During the summer we wrote and won two grants from NC3Rs. The funding has now been awarded and is being used to support two research projects with Industry. The first project is with a major contract research organisation which is testing TruLarv™ as an acute toxicity model that can be used for the assessment of the safety of chemicals. The second grant is being used to support the integration of TruLarv™ into early stage discovery of novel antibiotics into industry pipelines. These projects are now underway and I am involved in project management to ensure we meet the deliverables on time and also data analysis, interpretation and dissemination of the results at relevant meetings and conferences.

Career path?

Having originally intended to follow her father and grandfather into optometry, Olivia changed her mind when the mother of a family she was staying with in Nepal fell desperately ill from Typhoid fever: “I remember thinking how ridiculous it was that people were still dying from drinking dirty water.”

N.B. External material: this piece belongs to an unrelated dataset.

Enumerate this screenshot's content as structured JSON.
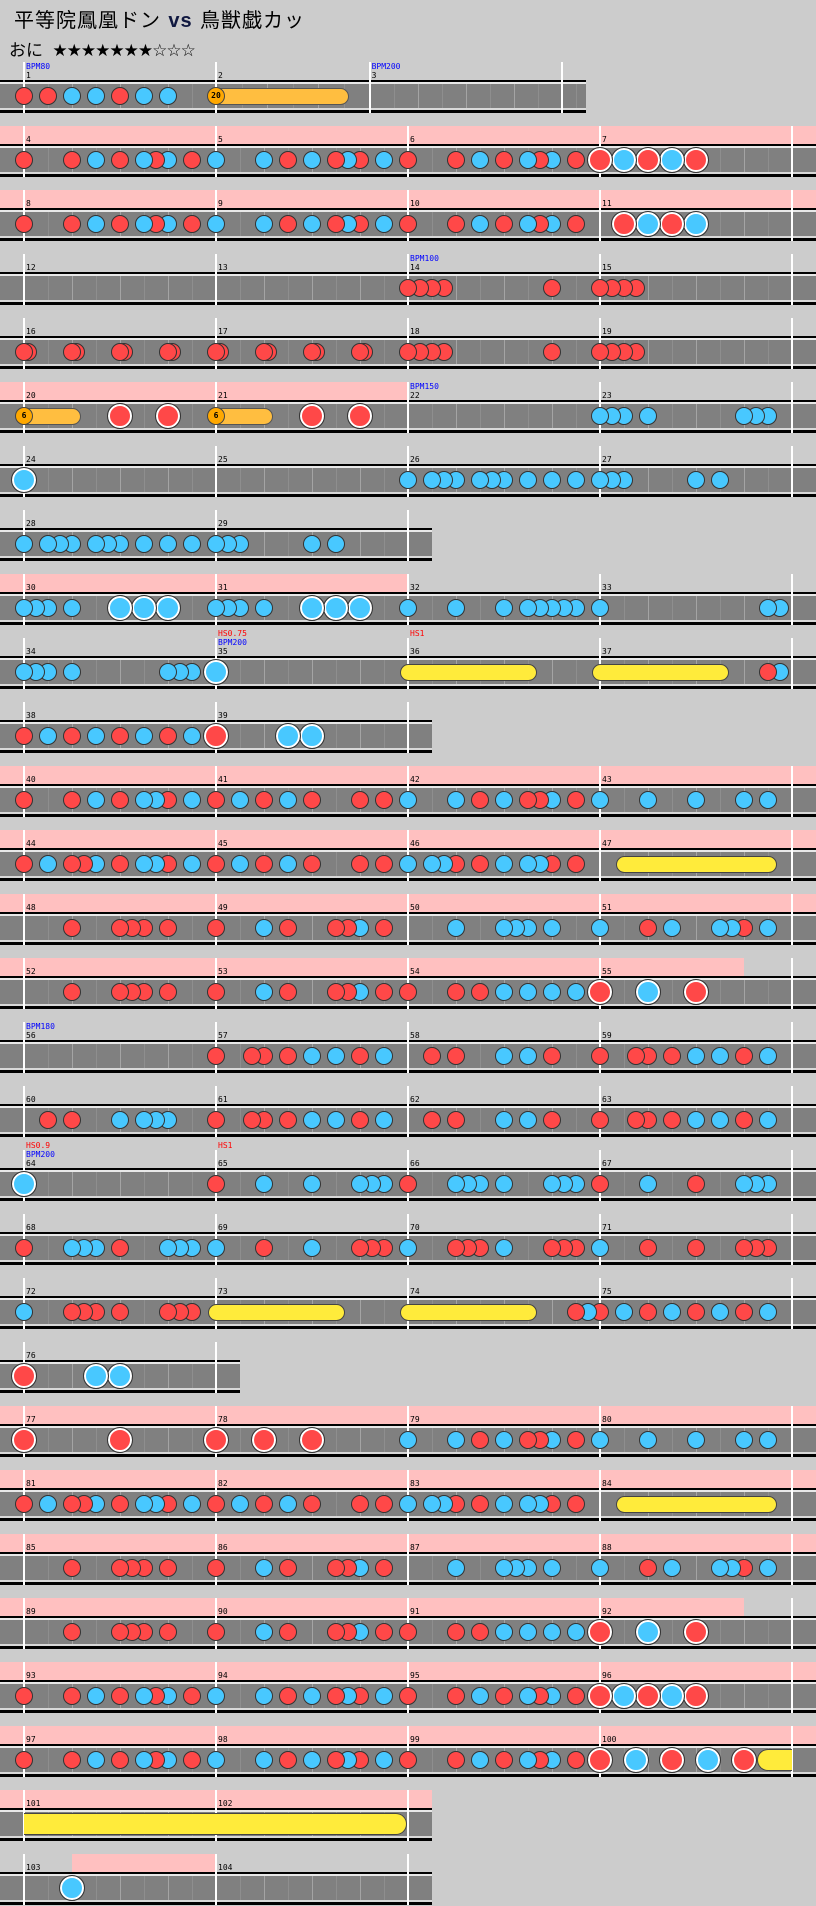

It was this experience which changed the course of Olivia’s career – she switched her course to Applied Biology at Cardiff University, and gained valuable experience at the World Health Organisation in Geneva, at Public Health England, and at North Middlesex Hospital’s Microbiology lab, at the same time as studying for an M.Sc. in Clinical Microbiology at Queen Mary and Westfield University, and then a PhD at the London School of Hygiene and Tropical Medicine (LSHTM). Since achieving her PhD, Olivia has worked at both the University of British Columbia in Vancouver and at the University of Exeter.

While Olivia’s varied career has seen her work at prestigious organisations across the world, her career highlight to date, was pitching for and winning private investment to launch BioSystems Technology:

“I work in a very male-dominated world of science and business and I feel frustrated about the gender imbalance in these areas that is due, in part, to sexism. I believe I was the only female pitching at the investor event and it felt good to make a strong business case and connect with the investors in the audience in such a positive way.

Having three children, two girls and a boy, I am very conscious of the opportunity I have to be a strong female role model and I often participate in outreach events aimed at encouraging young people into careers in science. The advice I would give to a young person considering a career in science would be work hard, network lots, don’t give up or beat yourself up when things go wrong but learn from your mistakes. Just do your best and keep a sense of humour about it; don’t take yourself too seriously.”

And the future?

“I love creating new knowledge. Creating knowledge is the main aim of a researcher. Now that I have moved into business I’m still interested in the R&D and I like the fact that BioSystems Technology develops products that can help create new knowledge that could have huge real world impact, such as the discovery of new antibiotics.

My wish is for the city to become a hub for science, business, and innovation similar to the digital and creative hub that has sprung up in Bristol. The fundamental elements are in place: the Science park, the University, the Met Office, graduates and a skilled workforce. I would say that the University, Met Office and local businesses and entrepreneurs should aim to interact more to build partnerships that can drive and support innovation and business.”